BOSTON—After unheralded left-handed rookie Kason Gabbard silenced the White Sox Tuesday night, a calm Ozzie Guillen sent a signal out to his club.
"Right now, it's time to wake up and make a run," Guillen said after Gabbard extended the Sox's offensive misery in a 1-0 loss to Boston at damp Fenway Park. "Don't wait for the last week or two weeks because it might be too late. It's time to start playing better. When you don't hit, it seems like you're flat. But in the meantime, we have to keep pushing and don't get off the pedal."
The Sox are in desperate need of more than just a kick-start. Gabbard and reliever Mike Timlin limited the Sox to four hits in handing them their fourth shutout loss of the season and their fifth loss in the last six games.
Javier Vazquez was the latest victim of the Sox's offensive malaise. He lost despite pitching a three-hit complete game and striking out 11.
The loss dropped the Sox 1½ games behind Minnesota in the American League wild-card race with 24 games left. They remained 51/2 behind first-place Detroit in the AL Central.

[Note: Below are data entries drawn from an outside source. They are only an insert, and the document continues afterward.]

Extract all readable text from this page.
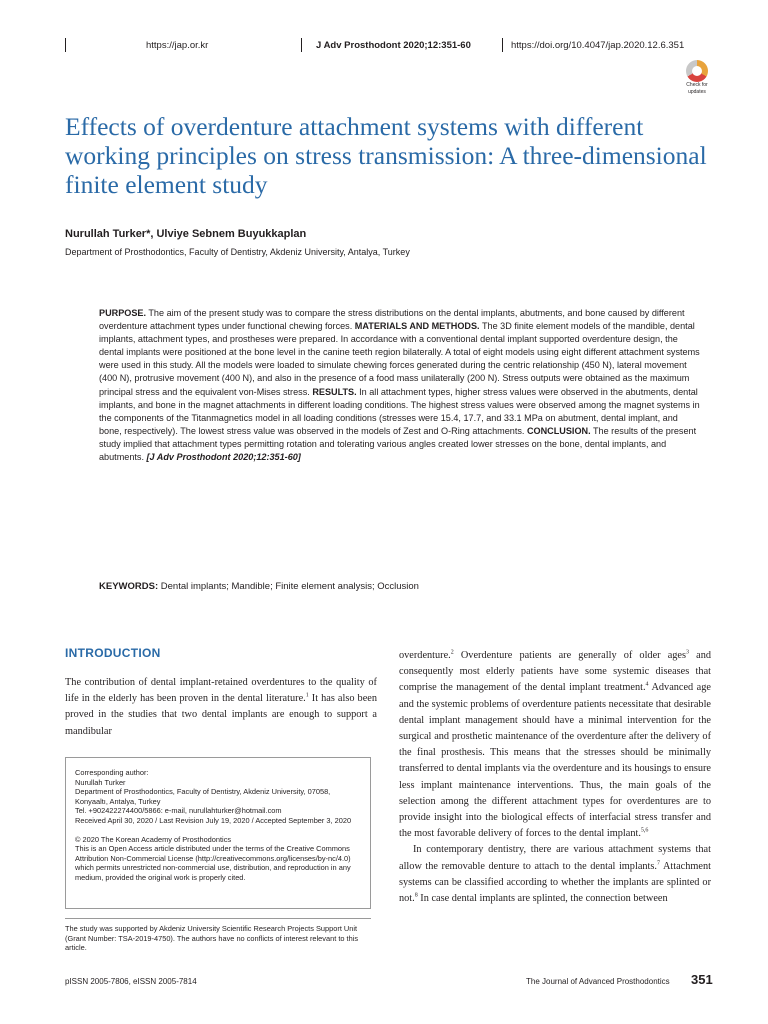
https://jap.or.kr	J Adv Prosthodont 2020;12:351-60	https://doi.org/10.4047/jap.2020.12.6.351
Check for
updates
Effects of overdenture attachment systems with different working principles on stress transmission: A three-dimensional finite element study
Nurullah Turker*, Ulviye Sebnem Buyukkaplan
Department of Prosthodontics, Faculty of Dentistry, Akdeniz University, Antalya, Turkey
PURPOSE. The aim of the present study was to compare the stress distributions on the dental implants, abutments, and bone caused by different overdenture attachment types under functional chewing forces. MATERIALS AND METHODS. The 3D finite element models of the mandible, dental implants, attachment types, and prostheses were prepared. In accordance with a conventional dental implant supported overdenture design, the dental implants were positioned at the bone level in the canine teeth region bilaterally. A total of eight models using eight different attachment systems were used in this study. All the models were loaded to simulate chewing forces generated during the centric relationship (450 N), lateral movement (400 N), protrusive movement (400 N), and also in the presence of a food mass unilaterally (200 N). Stress outputs were obtained as the maximum principal stress and the equivalent von-Mises stress. RESULTS. In all attachment types, higher stress values were observed in the abutments, dental implants, and bone in the magnet attachments in different loading conditions. The highest stress values were observed among the magnet systems in the components of the Titanmagnetics model in all loading conditions (stresses were 15.4, 17.7, and 33.1 MPa on abutment, dental implant, and bone, respectively). The lowest stress value was observed in the models of Zest and O-Ring attachments. CONCLUSION. The results of the present study implied that attachment types permitting rotation and tolerating various angles created lower stresses on the bone, dental implants, and abutments. [J Adv Prosthodont 2020;12:351-60]
KEYWORDS: Dental implants; Mandible; Finite element analysis; Occlusion
INTRODUCTION

The contribution of dental implant-retained overdentures to the quality of life in the elderly has been proven in the dental literature.$^1$ It has also been proved in the studies that two dental implants are enough to support a mandibular

overdenture.$^2$ Overdenture patients are generally of older ages$^3$ and consequently most elderly patients have some systemic diseases that comprise the management of the dental implant treatment.$^4$ Advanced age and the systemic problems of overdenture patients necessitate that desirable dental implant management should have a minimal intervention for the surgical and prosthetic maintenance of the overdenture after the delivery of the final prosthesis. This means that the stresses should be minimally transferred to dental implants via the overdenture and its housings to ensure less implant maintenance interventions. Thus, the main goals of the selection among the different attachment types for overdentures are to provide insight into the biological effects of interfacial stress transfer and the most favorable delivery of forces to the dental implant.$^{5,6}$

In contemporary dentistry, there are various attachment systems that allow the removable denture to attach to the dental implants.$^7$ Attachment systems can be classified according to whether the implants are splinted or not.$^8$ In case dental implants are splinted, the connection between

Corresponding author:

Nurullah Turker

Department of Prosthodontics, Faculty of Dentistry, Akdeniz University, 07058, Konyaaltı, Antalya, Turkey

Tel. +902422274400/5866: e-mail, nurullahturker@hotmail.com

Received April 30, 2020 / Last Revision July 19, 2020 / Accepted September 3, 2020

© 2020 The Korean Academy of Prosthodontics

This is an Open Access article distributed under the terms of the Creative Commons Attribution Non-Commercial License (http://creativecommons.org/licenses/by-nc/4.0) which permits unrestricted non-commercial use, distribution, and reproduction in any medium, provided the original work is properly cited.

The study was supported by Akdeniz University Scientific Research Projects Support Unit (Grant Number: TSA-2019-4750). The authors have no conflicts of interest relevant to this article.
pISSN 2005-7806, eISSN 2005-7814	The Journal of Advanced Prosthodontics 351
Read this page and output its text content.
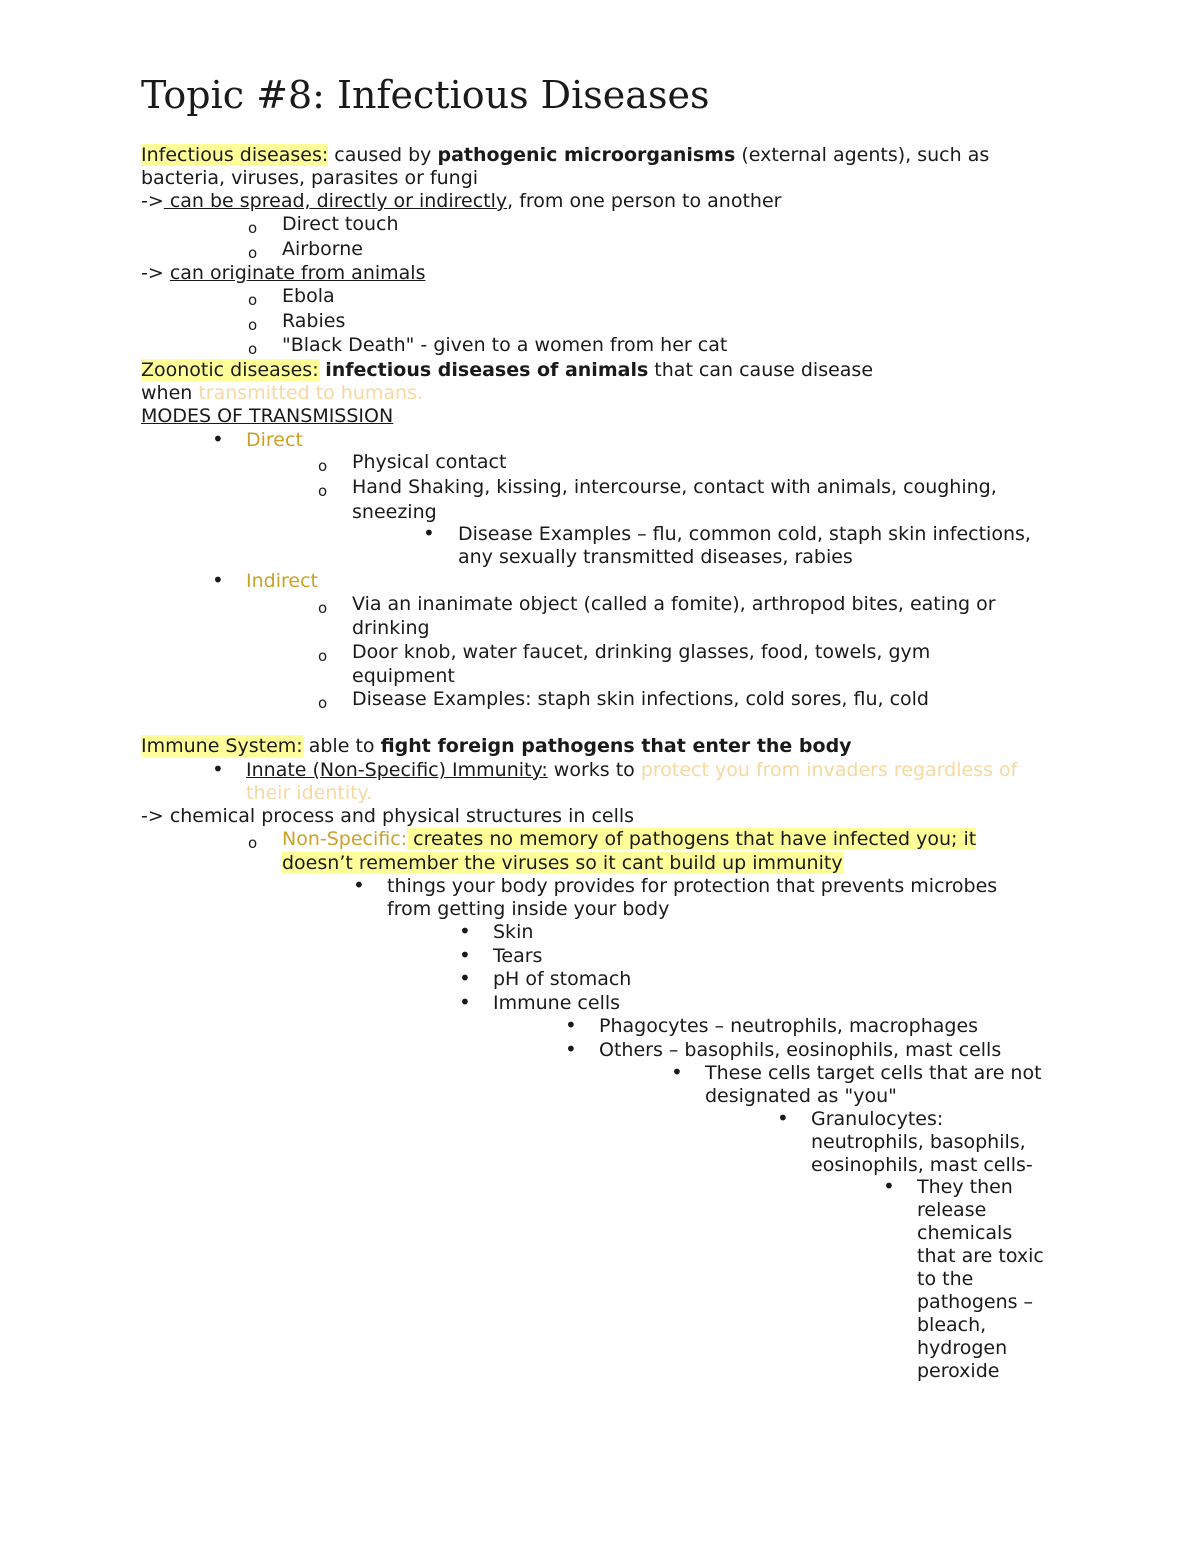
Topic #8: Infectious Diseases
Infectious diseases: caused by pathogenic microorganisms (external agents), such as
bacteria, viruses, parasites or fungi
-> can be spread, directly or indirectly, from one person to another
o Direct touch
o Airborne
-> can originate from animals
o Ebola
o Rabies
o "Black Death" - given to a women from her cat
Zoonotic diseases: infectious diseases of animals that can cause disease
when transmitted to humans.
MODES OF TRANSMISSION
• Direct
o Physical contact
o Hand Shaking, kissing, intercourse, contact with animals, coughing,
sneezing
• Disease Examples – flu, common cold, staph skin infections,
any sexually transmitted diseases, rabies
• Indirect
o Via an inanimate object (called a fomite), arthropod bites, eating or
drinking
o Door knob, water faucet, drinking glasses, food, towels, gym
equipment
o Disease Examples: staph skin infections, cold sores, flu, cold
Immune System: able to fight foreign pathogens that enter the body
• Innate (Non-Specific) Immunity: works to protect you from invaders regardless of
their identity.
-> chemical process and physical structures in cells
o Non-Specific: creates no memory of pathogens that have infected you; it
doesn’t remember the viruses so it cant build up immunity
• things your body provides for protection that prevents microbes
from getting inside your body
• Skin
• Tears
• pH of stomach
• Immune cells
• Phagocytes – neutrophils, macrophages
• Others – basophils, eosinophils, mast cells
• These cells target cells that are not
designated as "you"
• Granulocytes:
neutrophils, basophils,
eosinophils, mast cells-
• They then
release
chemicals
that are toxic
to the
pathogens –
bleach,
hydrogen
peroxide
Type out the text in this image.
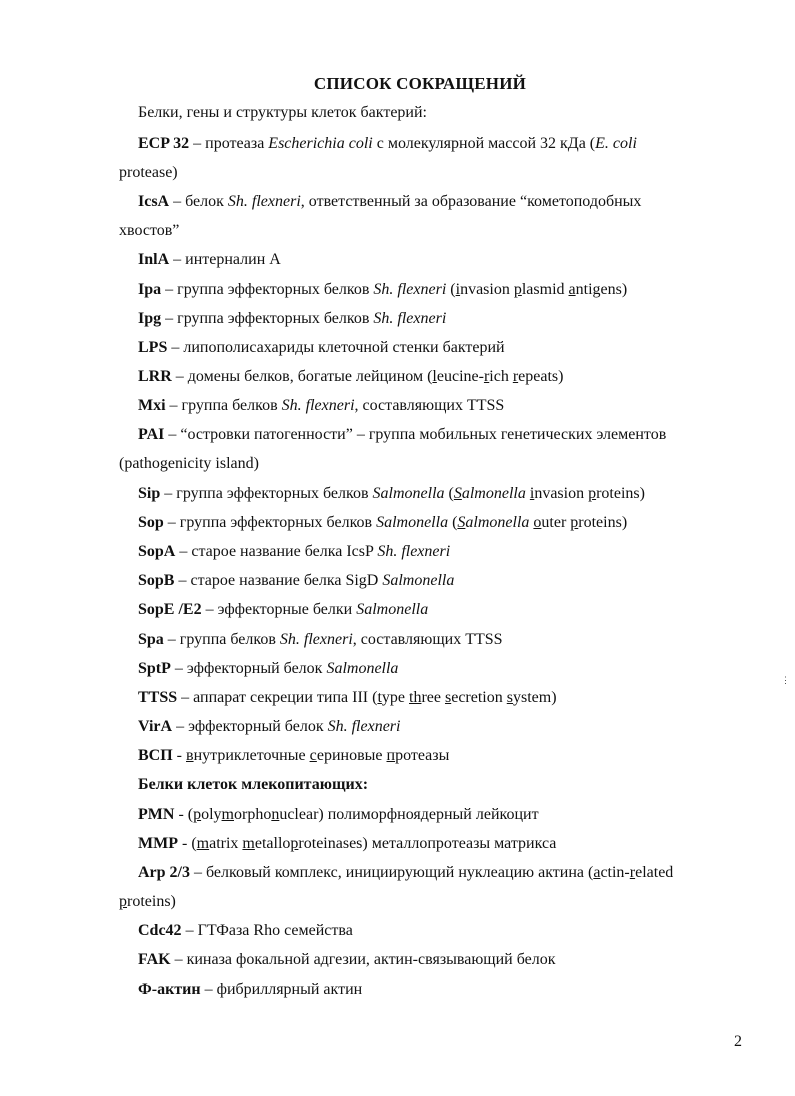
СПИСОК СОКРАЩЕНИЙ
Белки, гены и структуры клеток бактерий:
ECP 32 – протеаза Escherichia coli с молекулярной массой 32 кДа (E. coli
protease)
IcsA – белок Sh. flexneri, ответственный за образование “кометоподобных
хвостов”
InlA – интерналин А
Ipa – группа эффекторных белков Sh. flexneri (invasion plasmid antigens)
Ipg – группа эффекторных белков Sh. flexneri
LPS – липополисахариды клеточной стенки бактерий
LRR – домены белков, богатые лейцином (leucine-rich repeats)
Mxi – группа белков Sh. flexneri, составляющих TTSS
PAI – “островки патогенности” – группа мобильных генетических элементов
(pathogenicity island)
Sip – группа эффекторных белков Salmonella (Salmonella invasion proteins)
Sop – группа эффекторных белков Salmonella (Salmonella outer proteins)
SopA – старое название белка IcsP Sh. flexneri
SopB – старое название белка SigD Salmonella
SopE /E2 – эффекторные белки Salmonella
Spa – группа белков Sh. flexneri, составляющих TTSS
SptP – эффекторный белок Salmonella
TTSS – аппарат секреции типа III (type three secretion system)
VirA – эффекторный белок Sh. flexneri
ВСП - внутриклеточные сериновые протеазы
Белки клеток млекопитающих:
PMN - (polymorphonuclear) полиморфноядерный лейкоцит
MMP - (matrix metalloproteinases) металлопротеазы матрикса
Arp 2/3 – белковый комплекс, инициирующий нуклеацию актина (actin-related
proteins)
Cdc42 – ГТФаза Rho семейства
FAK – киназа фокальной адгезии, актин-связывающий белок
Ф-актин – фибриллярный актин
⋮
2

"It's my job and my coaching staff's job to make sure we believe in ourselves and we come out of it," Guillen said. "Don't look at Detroit. Don't look at Minnesota. Just look at yourselves. I don't think they're going to put their heads down and feel sorry for themselves. I'm their biggest supporter."
Right fielder Ryan Sweeney will start Wednesday night's series finale after getting two hits in his first major-league start. Sweeney had half of the Sox's hit total.
The White Sox have averaged less than one run in the first six innings of their last seven games, placing added pressure on a rotation that has been maligned most of the season.
The Sox have wasted exceptional efforts by Jon Garland and Vazquez (11-9), who retired the final 13 batters and held Boston sluggers David Ortiz and Manny Ramirez hitless in six at-bats with four strikeouts.
The Red Sox scored their run in the fourth when Trot Nixon hit a one-out double and scored on Coco Crisp's two-out single.
"That's what's frustrating," said catcher A.J. Pierzynski, who is 1-for-15 on this trip. "We just have to find a way to win the game, get going the right way and head home."
The Sox have been handcuffed in the last three games by Kansas City left-hander Mark Redman (5.26 ERA), Boston's emergency starter Julian Tavarez and Gabbard, who recently was promoted from Triple A. Gabbard had a 6.35 ERA in four major-league appearances and wasn't listed among Boston's top 30 prospects by Baseball America.
"These are games I'm sure people expect us to win, and I expect us to win just about every game," Pierzynski said. "I'm just as frustrated as the next guy. I hit the ball hard, and guys turn them into double plays and diving catches."
The Sox loaded the bases with one out in the fourth, but Paul Konerko hit into his 16th double play with runners in scoring position this season. He hit into his 21st double play overall in the seventh.
The Sox also had runners at first and third in the sixth. Joe Crede, making his first start in the third spot in place of Jermaine Dye, hit a line drive. But third baseman Mike Lowell atoned for a third-inning error by catching the liner and throwing to first to double up Tadahito Iguchi and kill the rally.
"That kid (Gabbard) was good enough, but you expect to have better at-bats against those guys," Guillen said. "We're not swinging the bats good. They got us at the right time."